The disconnect between Kaeng and ‘curry’ becomes even clearer when we examine “Yellow Curry.” In Thai, it’s called Kaeng Kari (แกงกะหรี่), or sometimes Kaeng Kari Thai. This dish originates from Southern Thailand and is frequently associated with the Muslim Thai cuisine of that region.

And, perhaps predictably, Kaeng Kari utilizes Phong Kari – curry powder – as a base flavor. This dish, Kaeng Kari, is what I would genuinely classify as a ‘Thai Curry’ in the context of “curry food”.

But unlike curry food in Hong Kong and Japan, Kaeng Kari is definitively not categorized as ‘Western food’ in Thailand.

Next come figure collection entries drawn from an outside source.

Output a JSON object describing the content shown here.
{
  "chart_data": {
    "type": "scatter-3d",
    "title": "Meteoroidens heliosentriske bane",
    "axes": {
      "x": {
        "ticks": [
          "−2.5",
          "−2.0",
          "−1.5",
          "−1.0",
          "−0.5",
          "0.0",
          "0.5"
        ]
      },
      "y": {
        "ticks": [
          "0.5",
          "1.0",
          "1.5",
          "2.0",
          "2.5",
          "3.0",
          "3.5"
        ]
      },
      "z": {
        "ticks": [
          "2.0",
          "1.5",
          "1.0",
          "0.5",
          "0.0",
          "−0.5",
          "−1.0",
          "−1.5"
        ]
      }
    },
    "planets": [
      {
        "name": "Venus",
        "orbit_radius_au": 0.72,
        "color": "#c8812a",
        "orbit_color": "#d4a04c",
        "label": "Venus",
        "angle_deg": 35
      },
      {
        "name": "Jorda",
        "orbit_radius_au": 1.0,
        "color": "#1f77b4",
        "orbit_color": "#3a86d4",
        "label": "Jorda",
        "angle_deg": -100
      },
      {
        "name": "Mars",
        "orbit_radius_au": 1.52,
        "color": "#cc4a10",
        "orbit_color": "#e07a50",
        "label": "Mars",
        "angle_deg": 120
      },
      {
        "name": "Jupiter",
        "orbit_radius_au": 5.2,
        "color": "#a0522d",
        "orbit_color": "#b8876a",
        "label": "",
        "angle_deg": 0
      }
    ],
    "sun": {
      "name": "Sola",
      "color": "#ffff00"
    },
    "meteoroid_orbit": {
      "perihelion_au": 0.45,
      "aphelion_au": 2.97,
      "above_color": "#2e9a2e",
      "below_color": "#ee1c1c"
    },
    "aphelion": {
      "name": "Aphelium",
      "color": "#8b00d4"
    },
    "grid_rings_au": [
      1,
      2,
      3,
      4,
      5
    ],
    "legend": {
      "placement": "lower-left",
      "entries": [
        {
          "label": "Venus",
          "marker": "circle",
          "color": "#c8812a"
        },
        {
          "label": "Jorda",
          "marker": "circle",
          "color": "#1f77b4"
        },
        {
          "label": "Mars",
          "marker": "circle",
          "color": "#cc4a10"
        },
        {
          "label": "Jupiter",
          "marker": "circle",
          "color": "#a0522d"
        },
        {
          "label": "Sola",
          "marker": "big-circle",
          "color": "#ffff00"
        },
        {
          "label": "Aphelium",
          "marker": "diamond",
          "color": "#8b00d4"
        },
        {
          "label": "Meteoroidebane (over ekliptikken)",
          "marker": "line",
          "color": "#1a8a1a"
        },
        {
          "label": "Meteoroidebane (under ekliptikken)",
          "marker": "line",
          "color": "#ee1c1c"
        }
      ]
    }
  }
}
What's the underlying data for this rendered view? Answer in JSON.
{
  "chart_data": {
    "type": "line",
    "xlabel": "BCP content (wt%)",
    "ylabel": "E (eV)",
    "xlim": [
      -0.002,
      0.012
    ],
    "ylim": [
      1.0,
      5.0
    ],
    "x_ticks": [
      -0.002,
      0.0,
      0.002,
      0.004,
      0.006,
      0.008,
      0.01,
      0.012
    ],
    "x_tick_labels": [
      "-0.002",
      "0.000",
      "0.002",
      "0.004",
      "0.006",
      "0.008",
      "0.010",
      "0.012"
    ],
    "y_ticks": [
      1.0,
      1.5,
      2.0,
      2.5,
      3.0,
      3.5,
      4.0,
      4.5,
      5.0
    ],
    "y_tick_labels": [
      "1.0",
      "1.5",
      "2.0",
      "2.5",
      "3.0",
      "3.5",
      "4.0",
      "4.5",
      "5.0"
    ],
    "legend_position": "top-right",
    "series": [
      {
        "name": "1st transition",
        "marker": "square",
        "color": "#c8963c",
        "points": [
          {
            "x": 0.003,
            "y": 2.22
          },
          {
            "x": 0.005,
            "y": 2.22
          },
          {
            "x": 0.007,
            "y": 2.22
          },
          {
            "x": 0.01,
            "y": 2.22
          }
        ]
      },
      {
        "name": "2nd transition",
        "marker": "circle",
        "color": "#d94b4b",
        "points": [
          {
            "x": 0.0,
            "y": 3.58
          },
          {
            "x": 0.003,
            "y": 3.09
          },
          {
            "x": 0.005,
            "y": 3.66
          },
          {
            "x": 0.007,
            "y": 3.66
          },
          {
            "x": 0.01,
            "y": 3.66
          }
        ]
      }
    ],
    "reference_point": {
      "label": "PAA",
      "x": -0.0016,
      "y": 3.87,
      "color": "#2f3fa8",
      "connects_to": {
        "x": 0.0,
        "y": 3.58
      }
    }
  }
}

Furthermore, there are many individuals more qualified to discuss this dish than we are.

Instead, we want to explore another curry powder-based Thai dish: “Curry Powder Fried Seafood” (ทะเลผัดผงกะหรี่, Talay Pad Phong Karee). This dish is believed to be descended from “Curry Powder Fried Crab,” itself a riff on Singaporean Crab Curry – a dish potentially linked to Goan Portuguese Caril de caranguejo.

It’s a culinary journey with a few stretches, admittedly. And “Curry Powder Fried Seafood” is still not considered ‘Western food’ in Thailand; it’s firmly regarded as Thai, or perhaps Thai-Chinese if you push the categorization. We’re featuring this dish primarily because it offers arguably the quickest and most accessible path to a ‘curry food’ experience.

Recipe: Thai Curry Powder Fried Seafood (ทะเลผัดผงกะหรี่) – A Quick Curry Fix

This Thai Curry Powder Fried Seafood recipe delivers a fast and flavorful curry experience, distinct from traditional Thai Kaeng.

Ingredients:

  • Squid, ~2 small.
  • Shrimp, 5-6 medium.
  • Marinade for the Shrimp:
    • Salt, 1/4 tsp
    • White pepper, 1/4 tsp
    • Cornstarch, 1/2 tsp

To make the sauce:

  • Evaporated milk, 50mL
  • Water, 50mL
  • Nam Phrik Phao (น้ำพริกเผา), Thai chili jam, 1.5 tbsp. This stuff, should be pretty available internationally.
  • Egg, 1
  • Oyster sauce, 3/4 tsp
  • Salt, 1/8 tsp
  • Chicken bouillon, 1/4 tsp
  • Shaoxing wine, 1/4 tsp. Optional.
  • Fish sauce, 1/4 tsp
  • Sugar, 1/2 tsp

For the Stir Fry:

  • Chinese celery, 1 stalk. Chopped into ~1.5 inch sections. You can also use the leafy tops of western celery.
  • Scallion, 1 sprig. Chopped into ~2 inch sections.
  • Onion, ~1/8. Cut into chunks.
  • Spicy red chili, 1-2 chilis. Sliced.
  • Curry Powder, 1/2 tbsp.
  • Sauce from above.
  • Fish sauce, to taste. Add in a little more fish sauce if it’s not salty enough.

Process:

  1. Prepare the squid: clean, then remove the bone. Cut into ~2 inch squares, then slice little groves ~2mm apart in a checkerboard pattern.
  2. Peel and butterfly the shrimp; remove the vein. Rinse, then marinate with the ‘marinade for the shrimp’.
  3. Mix the sauce ingredients together.
  4. In a wok over high heat, add ~1/4 cup of oil. Heat until bubbles rapidly form around chopsticks (~160°C). Add shrimp and fry until cooked, 30-60 seconds. Remove and set aside.
  5. Pour off all but 1.5 tbsp of oil. Return wok to high heat. Add squid and briefly fry for ~15 seconds with the just-cooked shrimp. Add celery, scallion, onion, and chili; stir-fry for ~30 seconds. Reduce heat to medium, add curry powder and the prepared sauce. Allow to come together and thicken, ~90 seconds.
  6. Season with additional fish sauce to taste, if needed.